[lbo-talk] Re: Vinyl

Wojtek Sokolowski sokol at jhu.edu
Thu Feb 3 06:41:29 PST 2005


Justin:
> And European movies are still way more interesting,
> all those slow narratives and character studies
> without climaxes or clear endings, lots of moral
> amibuity, not a car chase or an exploding whatever in
> the lot.

Exactly. See for example the latest Mike Leigh's film _Vera Drake_ (about illegal abortions in the 1950s). As all Leigh's films, it has a very strong class element and a tendency to portray working class protagonists in a very thoughtful and stoic way, but in this feature it extends that portrayal to all characters, even the police who arrest Vera for performing illegal abortions. The end results is a slow-moving almost theatrical narration (all action is indoors, a lot of dialog, little action) that is totally free from cheap sentimentalism and moralizing so characteristic of the Hollywood products. Although previous Leigh's films (esp. _High Hopes_) had their "villains" or rather "pathetic characters" - yuppies and two-bit capitalists - _Vera Drake_ is remarkably villain free. All characters, including the police and judges, are only doing their jobs. The end effect is directing viewer's attention at the system rather than the operators.

Contrast that with a typical Hollywood product. There would be probably a lot of personal drama and villain characters, slamming doors, high emotions, brutal cops etc. - sending a very different message: it is in the people not in the system.

Or take another example - the British-Italian-South African co-production "Hotel Rwanda" based on a true story of a Hutu hotel manager saving some 1200 people from genocide in Rwanda. Although the subject easily lends itself to spectacular drama and emotionalism which Hollywood producers would probably exploit to the max, the film is very balanced. It shows some glimpses of horror (leaving the worst parts to viewer's imagination) it concentrates on character development. Even in the scenes that do smack of too much drama - e.g. separating Africans and whites during evacuation - the director shows remarkable restraint, he simply shows the situation without jerking viewer's emotions.

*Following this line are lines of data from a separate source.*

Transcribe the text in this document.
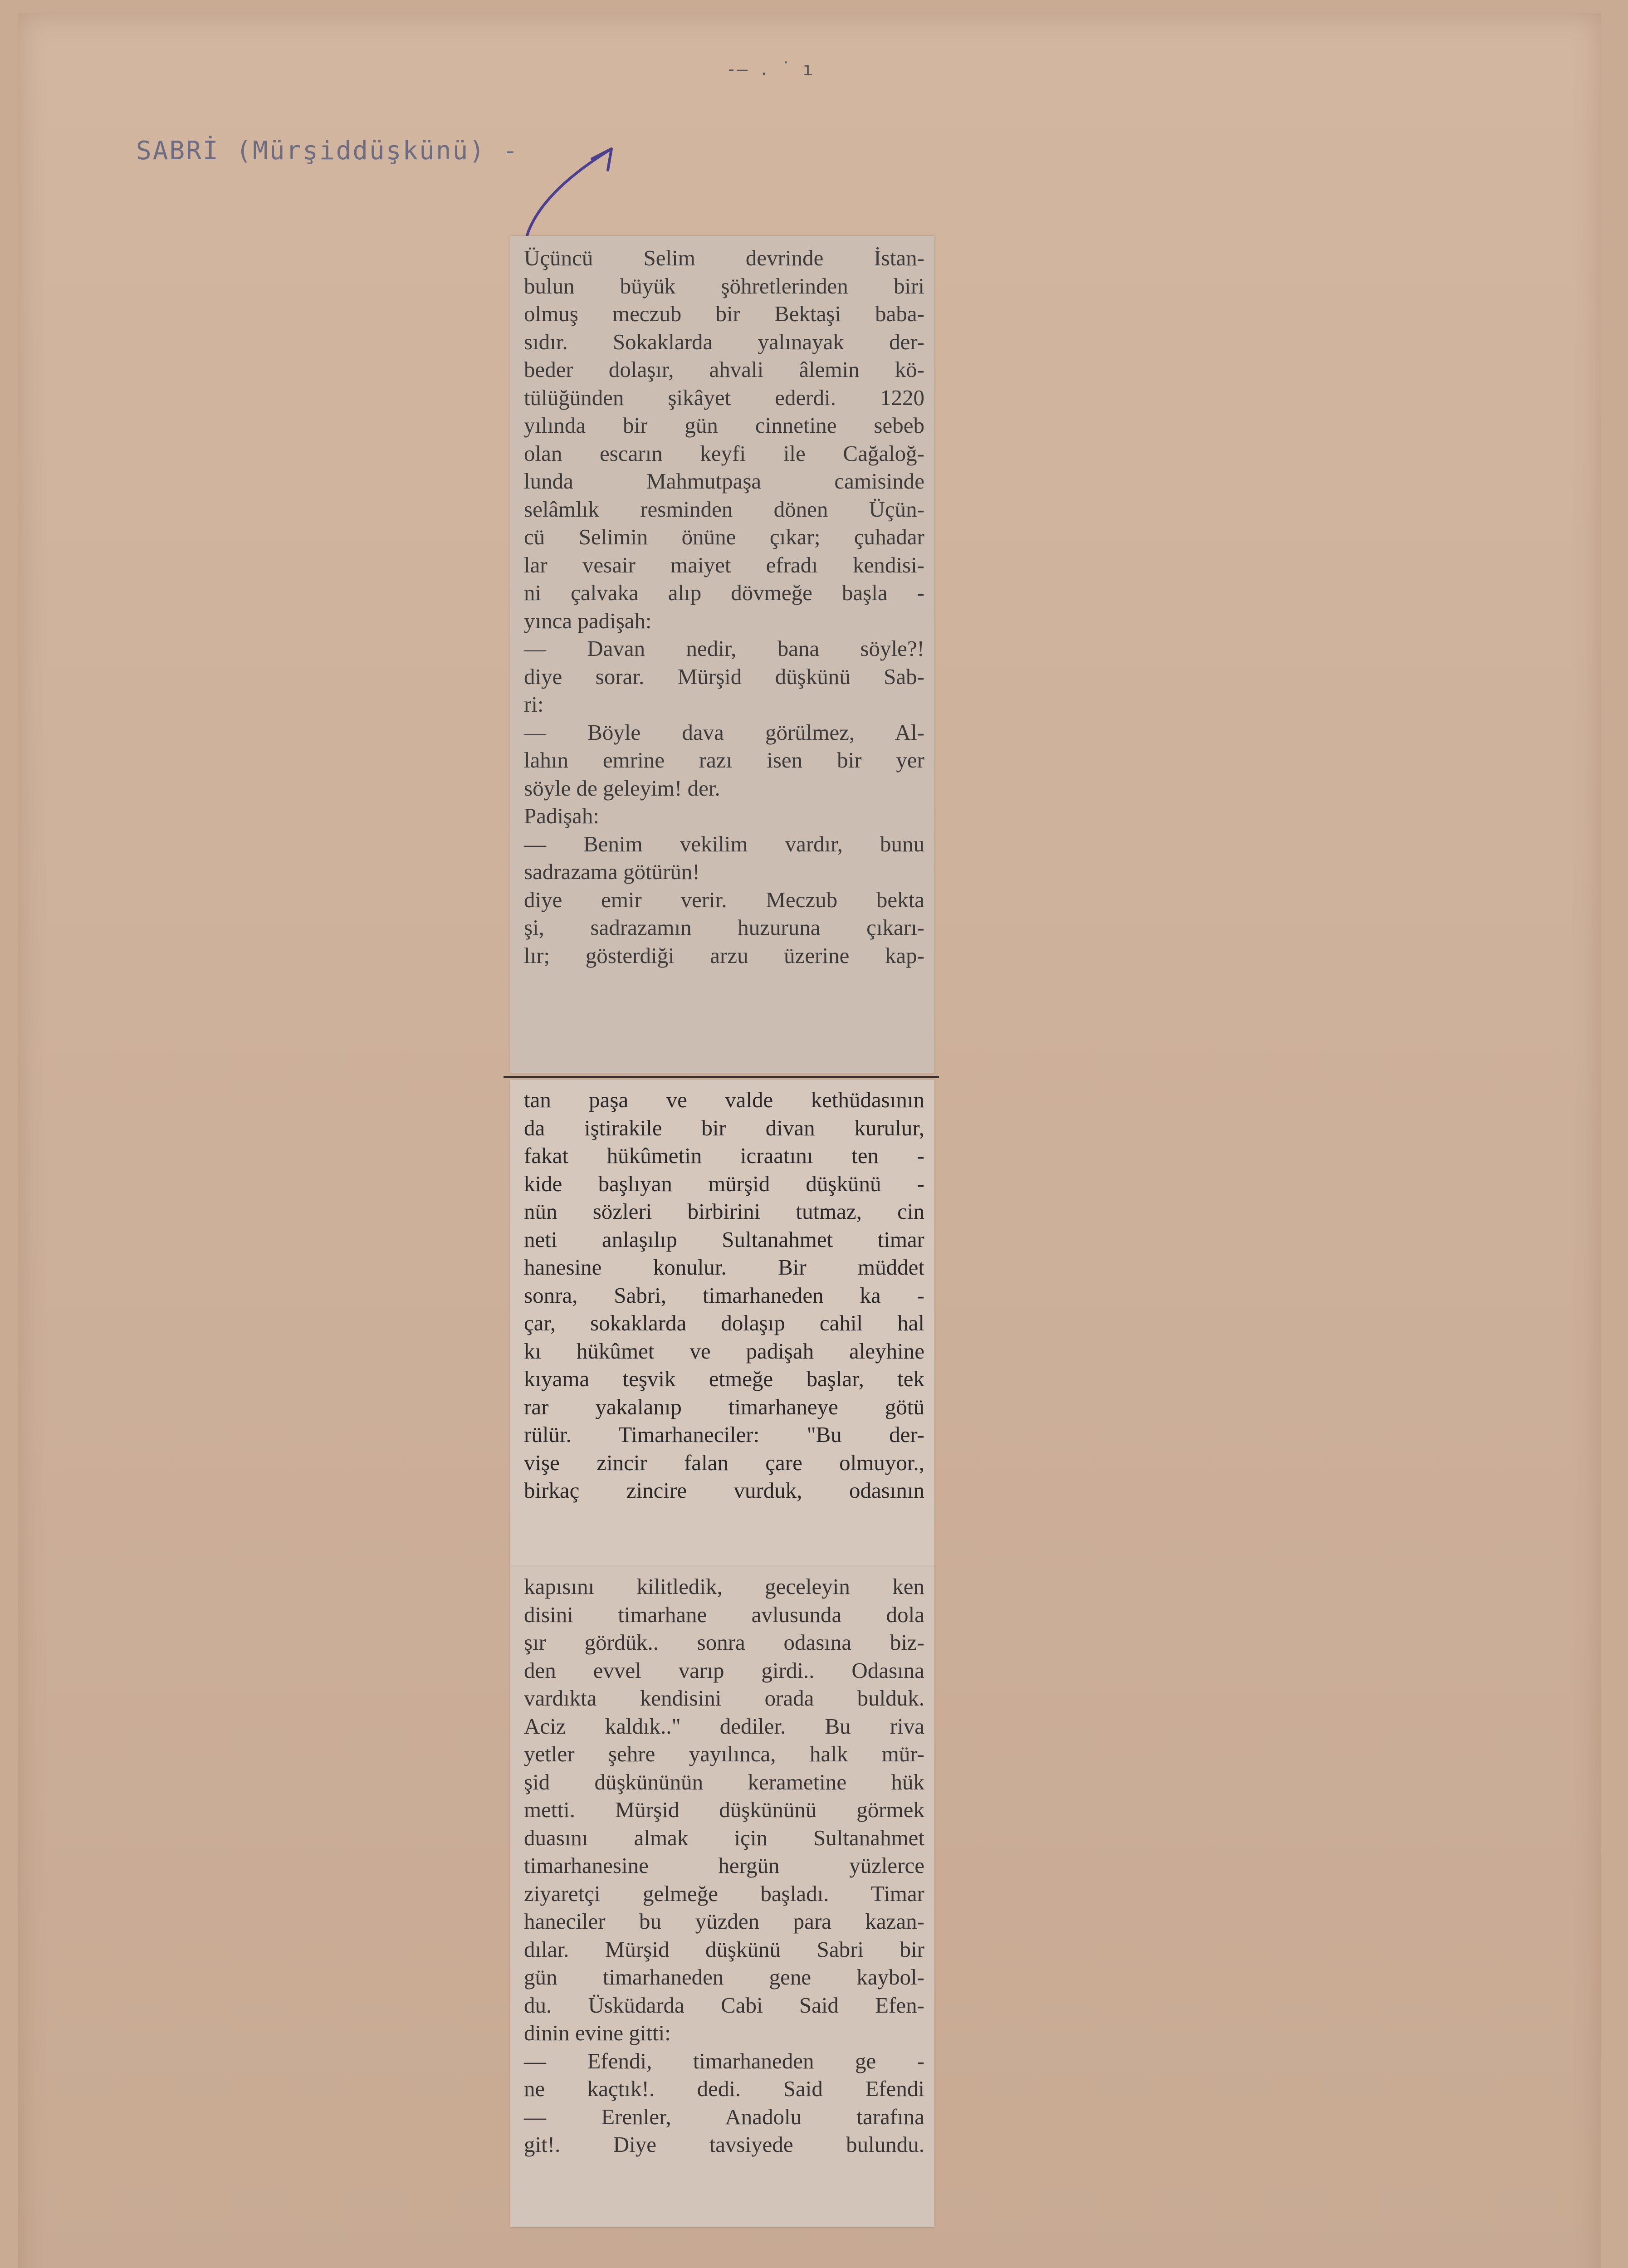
-— . ˙ ı
SABRİ (Mürşiddüşkünü) -
Üçüncü Selim devrinde İstan-
bulun büyük şöhretlerinden biri
olmuş meczub bir Bektaşi baba-
sıdır. Sokaklarda yalınayak der-
beder dolaşır, ahvali âlemin kö-
tülüğünden şikâyet ederdi. 1220
yılında bir gün cinnetine sebeb
olan escarın keyfi ile Cağaloğ-
lunda Mahmutpaşa camisinde
selâmlık resminden dönen Üçün-
cü Selimin önüne çıkar; çuhadar
lar vesair maiyet efradı kendisi-
ni çalvaka alıp dövmeğe başla -
yınca padişah:
— Davan nedir, bana söyle?!
diye sorar. Mürşid düşkünü Sab-
ri:
— Böyle dava görülmez, Al-
lahın emrine razı isen bir yer
söyle de geleyim! der.
Padişah:
— Benim vekilim vardır, bunu
sadrazama götürün!
diye emir verir. Meczub bekta
şi, sadrazamın huzuruna çıkarı-
lır; gösterdiği arzu üzerine kap-
tan paşa ve valde kethüdasının
da iştirakile bir divan kurulur,
fakat hükûmetin icraatını ten -
kide başlıyan mürşid düşkünü -
nün sözleri birbirini tutmaz, cin
neti anlaşılıp Sultanahmet timar
hanesine konulur. Bir müddet
sonra, Sabri, timarhaneden ka -
çar, sokaklarda dolaşıp cahil hal
kı hükûmet ve padişah aleyhine
kıyama teşvik etmeğe başlar, tek
rar yakalanıp timarhaneye götü
rülür. Timarhaneciler: "Bu der-
vişe zincir falan çare olmuyor.,
birkaç zincire vurduk, odasının
kapısını kilitledik, geceleyin ken
disini timarhane avlusunda dola
şır gördük.. sonra odasına biz-
den evvel varıp girdi.. Odasına
vardıkta kendisini orada bulduk.
Aciz kaldık.." dediler. Bu riva
yetler şehre yayılınca, halk mür-
şid düşkününün kerametine hük
metti. Mürşid düşkününü görmek
duasını almak için Sultanahmet
timarhanesine hergün yüzlerce
ziyaretçi gelmeğe başladı. Timar
haneciler bu yüzden para kazan-
dılar. Mürşid düşkünü Sabri bir
gün timarhaneden gene kaybol-
du. Üsküdarda Cabi Said Efen-
dinin evine gitti:
— Efendi, timarhaneden ge -
ne kaçtık!. dedi. Said Efendi
— Erenler, Anadolu tarafına
git!. Diye tavsiyede bulundu.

This last observation suggest what is wrong with Hollywood filmmaking (which is symptomatic of the US society in general) - they treat their audiences as idiots that need to be spoon-fed and told what to feel and think, for otherwise they could miss the point. European films, by contrast, tend to appeal to viewer's intellectual and ethical faculties, and let the audience be a part of the process of defining the meaning and message of the show.